If'n we can allocate anything so trivial as time to these highways an byways of the eternal musing, if'n we can be so fucking vulgar, y'unnerstann, if'n truly we can, then we can go ahead an note, scrawl, point in the direction of the year 1979, when somewheres 'pon the waves a those seas a densest thought, somewheres on the crest a the tide it so happened that C.S Lewis, Ingmar Bergman an Samuel Beckett done got coiled round one another's knob-ends, the three a them screechin wi indignation, "For the love a fuck, let loose mine knackers!" an "I swear on my last wank I'll cut the eyes out your damn face you don't get your teeth out my arse!"
An diplomacy arrivin on squid-back, high on the power for to null any number a fucks thrown in rage.
What it suggests is that maybe this tragi-comic display might be better served if'n it could be put to use in the pursuit of a worthwhile end.
And from the deck a some ship sails past, Andrei Tarkovsky, he's hollerin to this enraptured trio, "Say now, fuck my eyes, I've got just the end in question!"
Lo, from out the twisted spine a this most unpredictable of collisions, Tarkovsky fashioned Stalker, bein a flick concerning the metaphysical torment an the Christian allegory an the bickerin an ganshin tween the ol' bastards headed someplace or other in pursuit of enlightenment.
Waiting For Godot as shone through the prism of an atheistic industrial hiss, searchin for Christian retort on the outskirts a some Soviet wasteland.
A perilous odyssey for to find God in a land wherein yon being done got shackled an flung headfirst t'wards the concrete nothingness an the fires a dispossession sometimes back in the twenties.
Least, sayin, s'what it appears to be, y'unnerstann, the whole search for God in a slab a Earth none too keen on the bearded trickster, seems to be the crux a Stalker's concerns.







Article comments
1 - Aaron, Duke De Mondo
UPDATE - This is the full text of the review that appeared a wee whiles back, but owing to a glitch in the web-net, only half of it showed up.
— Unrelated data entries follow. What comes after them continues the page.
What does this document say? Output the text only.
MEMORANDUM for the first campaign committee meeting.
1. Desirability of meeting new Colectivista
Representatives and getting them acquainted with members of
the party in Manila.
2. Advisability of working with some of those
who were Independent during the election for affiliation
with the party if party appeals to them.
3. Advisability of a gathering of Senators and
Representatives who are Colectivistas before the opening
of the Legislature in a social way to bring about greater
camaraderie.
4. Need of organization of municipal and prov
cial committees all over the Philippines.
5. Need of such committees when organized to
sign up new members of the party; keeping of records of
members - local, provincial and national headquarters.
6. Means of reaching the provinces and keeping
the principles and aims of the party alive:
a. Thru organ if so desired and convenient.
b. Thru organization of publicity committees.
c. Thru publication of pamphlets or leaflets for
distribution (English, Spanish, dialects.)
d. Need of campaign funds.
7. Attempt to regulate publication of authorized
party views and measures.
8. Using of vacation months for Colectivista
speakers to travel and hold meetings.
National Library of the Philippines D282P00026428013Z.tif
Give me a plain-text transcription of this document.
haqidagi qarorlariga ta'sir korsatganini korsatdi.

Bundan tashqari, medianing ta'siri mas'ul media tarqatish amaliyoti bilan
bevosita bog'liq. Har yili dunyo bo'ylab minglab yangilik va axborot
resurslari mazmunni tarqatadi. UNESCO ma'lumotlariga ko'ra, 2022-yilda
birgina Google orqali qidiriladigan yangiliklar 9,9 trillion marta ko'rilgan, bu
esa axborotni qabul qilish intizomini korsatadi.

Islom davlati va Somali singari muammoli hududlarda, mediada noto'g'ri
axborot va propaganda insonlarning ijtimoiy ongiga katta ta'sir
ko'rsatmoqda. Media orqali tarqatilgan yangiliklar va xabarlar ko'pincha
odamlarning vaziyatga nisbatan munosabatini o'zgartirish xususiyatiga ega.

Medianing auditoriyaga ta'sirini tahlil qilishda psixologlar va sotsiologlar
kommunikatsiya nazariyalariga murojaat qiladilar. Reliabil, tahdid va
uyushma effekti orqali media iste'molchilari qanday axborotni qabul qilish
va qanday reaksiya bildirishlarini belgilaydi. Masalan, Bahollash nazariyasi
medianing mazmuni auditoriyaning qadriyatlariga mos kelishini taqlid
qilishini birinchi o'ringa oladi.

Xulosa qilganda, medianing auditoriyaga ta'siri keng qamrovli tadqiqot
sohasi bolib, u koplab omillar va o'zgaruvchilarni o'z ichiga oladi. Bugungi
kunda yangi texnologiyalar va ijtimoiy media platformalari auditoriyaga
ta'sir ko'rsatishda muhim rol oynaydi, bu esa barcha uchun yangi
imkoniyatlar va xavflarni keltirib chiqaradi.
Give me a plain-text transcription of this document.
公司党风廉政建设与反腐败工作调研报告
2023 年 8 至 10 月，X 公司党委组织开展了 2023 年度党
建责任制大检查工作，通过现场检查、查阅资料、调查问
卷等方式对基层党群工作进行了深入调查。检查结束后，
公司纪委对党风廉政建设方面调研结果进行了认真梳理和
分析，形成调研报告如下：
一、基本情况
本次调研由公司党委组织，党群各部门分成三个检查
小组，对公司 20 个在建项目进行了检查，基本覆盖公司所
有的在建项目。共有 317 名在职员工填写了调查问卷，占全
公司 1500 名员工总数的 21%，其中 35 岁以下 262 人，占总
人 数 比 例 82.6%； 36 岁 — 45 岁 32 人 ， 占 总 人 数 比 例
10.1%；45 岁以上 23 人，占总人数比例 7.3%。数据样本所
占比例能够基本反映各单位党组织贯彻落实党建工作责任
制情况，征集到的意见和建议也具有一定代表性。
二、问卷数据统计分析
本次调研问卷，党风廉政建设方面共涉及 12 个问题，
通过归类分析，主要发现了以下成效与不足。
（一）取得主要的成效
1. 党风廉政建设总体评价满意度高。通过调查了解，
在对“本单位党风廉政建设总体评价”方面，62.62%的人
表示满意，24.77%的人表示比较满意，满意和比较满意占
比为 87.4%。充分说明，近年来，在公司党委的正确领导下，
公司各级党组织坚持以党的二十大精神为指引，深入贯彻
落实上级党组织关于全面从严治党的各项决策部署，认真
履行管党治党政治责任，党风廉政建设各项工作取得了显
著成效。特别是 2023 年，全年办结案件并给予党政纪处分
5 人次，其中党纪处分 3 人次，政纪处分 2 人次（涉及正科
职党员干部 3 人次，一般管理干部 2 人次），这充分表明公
My apologies to anyone who sat through the other, all the while thinkin, but surely this makes not once inch a sense?? now you can see, it doesn't, but it has the illusion of sense wrapped fully 'round it.
2 - Aaron Fleming
Ah I never noticed the madness of that first post due to me reading the original version on Mondo Irlando and then hop-stepping it over to these fine waters to make a comment, this comment here, copied and pasted in all it's pristine chivalry:
Excellent man, well analysed, I think you've hit upon the predominant themes contained within the film text right here. It is indeed a beautiful and intelligent flick, my favourite Tarkovsky.
3 - Aaron, Duke De Mondo
thanks again, Sir Fleming! a fella could wax for hours on any section of any one of the notions suggested in the flick. the danger is that eventually you end up far removed from the actual point an have talked yourself towards some other philosophical musing not actually mentioned ANYWHERE explicitly or otherwise in said motion-picture. therein lies the danger of interpretation, i suppose.